It was fitting that the Mets had to wear those appalling white jerseys this weekend. You couldn't see their numbers, their names or their game. All you could see was yet another loss to their eternal tormentors.
The Mets just got swept away by the Braves, dumped into the Harlem River and left clawing for moral victories. The Mets are 5-11 against the Braves this season, a familiar, woeful refrain for a team that can't handle winning in general and against Atlanta in particular. On Monday morning, WFAN's Joe Benigno sarcastically wondered if this was 1999 all over again, one of many years in which the Mets played well enough to face the Braves and poorly enough to get whipped by them.

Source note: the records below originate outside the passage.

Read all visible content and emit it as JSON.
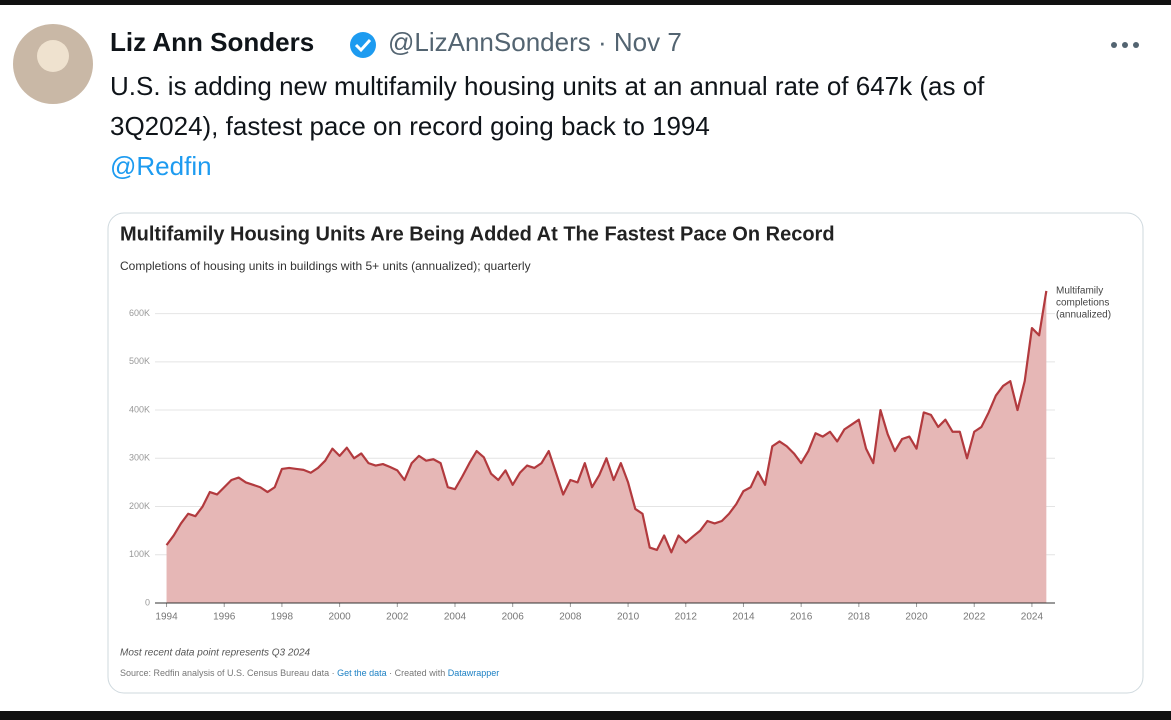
{
  "tweet": {
    "author_name": "Liz Ann Sonders",
    "handle": "@LizAnnSonders",
    "separator": "·",
    "date": "Nov 7",
    "text_lines": [
      "U.S. is adding new multifamily housing units at an annual rate of 647k (as of",
      "3Q2024), fastest pace on record going back to 1994"
    ],
    "mention": "@Redfin"
  },
  "chart_data": {
    "type": "area",
    "title": "Multifamily Housing Units Are Being Added At The Fastest Pace On Record",
    "subtitle": "Completions of housing units in buildings with 5+ units (annualized); quarterly",
    "annotation": [
      "Multifamily",
      "completions",
      "(annualized)"
    ],
    "note": "Most recent data point represents Q3 2024",
    "source_parts": [
      "Source: Redfin analysis of U.S. Census Bureau data · ",
      "Get the data",
      " · Created with ",
      "Datawrapper"
    ],
    "x": [
      1994,
      1994.25,
      1994.5,
      1994.75,
      1995,
      1995.25,
      1995.5,
      1995.75,
      1996,
      1996.25,
      1996.5,
      1996.75,
      1997,
      1997.25,
      1997.5,
      1997.75,
      1998,
      1998.25,
      1998.5,
      1998.75,
      1999,
      1999.25,
      1999.5,
      1999.75,
      2000,
      2000.25,
      2000.5,
      2000.75,
      2001,
      2001.25,
      2001.5,
      2001.75,
      2002,
      2002.25,
      2002.5,
      2002.75,
      2003,
      2003.25,
      2003.5,
      2003.75,
      2004,
      2004.25,
      2004.5,
      2004.75,
      2005,
      2005.25,
      2005.5,
      2005.75,
      2006,
      2006.25,
      2006.5,
      2006.75,
      2007,
      2007.25,
      2007.5,
      2007.75,
      2008,
      2008.25,
      2008.5,
      2008.75,
      2009,
      2009.25,
      2009.5,
      2009.75,
      2010,
      2010.25,
      2010.5,
      2010.75,
      2011,
      2011.25,
      2011.5,
      2011.75,
      2012,
      2012.25,
      2012.5,
      2012.75,
      2013,
      2013.25,
      2013.5,
      2013.75,
      2014,
      2014.25,
      2014.5,
      2014.75,
      2015,
      2015.25,
      2015.5,
      2015.75,
      2016,
      2016.25,
      2016.5,
      2016.75,
      2017,
      2017.25,
      2017.5,
      2017.75,
      2018,
      2018.25,
      2018.5,
      2018.75,
      2019,
      2019.25,
      2019.5,
      2019.75,
      2020,
      2020.25,
      2020.5,
      2020.75,
      2021,
      2021.25,
      2021.5,
      2021.75,
      2022,
      2022.25,
      2022.5,
      2022.75,
      2023,
      2023.25,
      2023.5,
      2023.75,
      2024,
      2024.25,
      2024.5
    ],
    "series": [
      {
        "color": "#b23a3e",
        "fill": "#e6b7b6",
        "values": [
          120,
          140,
          165,
          185,
          180,
          200,
          230,
          225,
          240,
          255,
          260,
          250,
          245,
          240,
          230,
          240,
          278,
          280,
          278,
          276,
          270,
          280,
          295,
          320,
          305,
          322,
          300,
          310,
          290,
          285,
          288,
          282,
          275,
          255,
          290,
          305,
          295,
          298,
          290,
          240,
          236,
          262,
          290,
          315,
          302,
          268,
          255,
          275,
          245,
          270,
          285,
          280,
          290,
          315,
          270,
          225,
          255,
          250,
          290,
          240,
          265,
          300,
          255,
          290,
          250,
          195,
          185,
          115,
          110,
          140,
          105,
          140,
          125,
          138,
          150,
          170,
          165,
          170,
          185,
          205,
          232,
          240,
          272,
          245,
          325,
          335,
          325,
          310,
          290,
          315,
          352,
          345,
          355,
          335,
          360,
          370,
          380,
          320,
          290,
          400,
          350,
          315,
          340,
          345,
          320,
          395,
          390,
          365,
          380,
          355,
          355,
          300,
          355,
          365,
          395,
          430,
          450,
          460,
          400,
          460,
          570,
          555,
          647
        ]
      }
    ],
    "xlim": [
      1993.6,
      2024.8
    ],
    "ylim": [
      0,
      680
    ],
    "xticks": [
      1994,
      1996,
      1998,
      2000,
      2002,
      2004,
      2006,
      2008,
      2010,
      2012,
      2014,
      2016,
      2018,
      2020,
      2022,
      2024
    ],
    "yticks": [
      0,
      {
        "value": 100,
        "label": "100K"
      },
      {
        "value": 200,
        "label": "200K"
      },
      {
        "value": 300,
        "label": "300K"
      },
      {
        "value": 400,
        "label": "400K"
      },
      {
        "value": 500,
        "label": "500K"
      },
      {
        "value": 600,
        "label": "600K"
      }
    ],
    "grid": true
  }
}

Dallas Keuchel, a potential prize for the Mets earlier in the year, has blanked the Mets in 13 innings over two starts. Meanwhile, the Mets blew two fine starts, one from Jacob deGrom and the other from Steven Matz. Each starter pitched at least six innings while allowing just one run. DeGrom even homered to produce the Mets' only run of the game. You have to wonder how the Mets keep blowing games to Atlanta over the last 25 years when the players and managers rotate every few years. Enter Josh Donaldson, a former Blue Jay, who has somehow channeled the ghostly mojo of Braves past, bashing nine of his 32 homers against the Mets. (The same guy who listens to Adele to get jacked up at the gym.)
But if the Mets are to seize upon their 27-10 run before they hit this Braves roadblock, they had better start winning again. They got a little lucky over this lost weekend, as the Cubs lost three games to the Nationals, and are just two games out of a wild-card spot. But they have to leapfrog the Phillies and Cubs -- and perhaps the Brewers, who have the same record as the Mets -- to play October baseball.
And it won't be easy, considering the club's schedule.
The Mets (67-63) have 32 games left this season, and they cannot afford another sweep -- particularly at home -- against anyone. Out of those 32 games, 18 are against teams ahead of them in the playoff race. It starts Tuesday night against the Cubs at Citi Field.
The Mets need more from Pete Alonso, who just blasted his 41st home run this season, tying Carlos Beltran and Todd Hundley for the most in Mets history. They need Jeff McNeil, who just returned from the injured list over the weekend, to hit like he did before his hamstring injury. They need J.D. Davis to keep it going. They need to find gems from that bag of coal they call their bullpen. They need midseason pickup Marcus Stroman to deliver a signature moment in a Mets uniform. And they need Wilson Ramos to keep remembering that he hit .306 last year.
They need to win. And it likely means demanding more from a rotation that has been their bridge to playoff contention.
And the next week will answer a vital question. Did the Mets expend so much energy while pounding their way back to relevance that they ran out of gas? Will the Mets slip now that they have climbed to the cliff of contention? The problem with such late-summer surges is you wonder how much is left after they elbow through the crowd to the front of the line.
The Mets made it work in 2015 because Yoenis Cespedes landed like an asteroid and then took off like a rocket. He got to Flushing just in time to fuel their run to the Fall Classic. The Mets don't have a singular spark like that. Certainly not Cespedes, who finds fresh new ways to get hurt and keeps adding bizarre chapters to medical journals.
At least the Mets host most of their remaining games. They play 20 at Citi Field the rest of the way and just 12 on the road. A good thing for a club with the most road losses (39) out of all the NL playoff contenders except for the Cubs. So maybe it's a blessing that Chicago takes a 25-39 road record into Flushing, where the Mets (37-24 at home) can pad their playoff chances while inching closer to Chicago for that final wild-card berth.
It's hard to grasp how the Mets went from appalling to gripping in about a month. You just hope they didn't spend all the energy they need to win in October just to reach contention in September.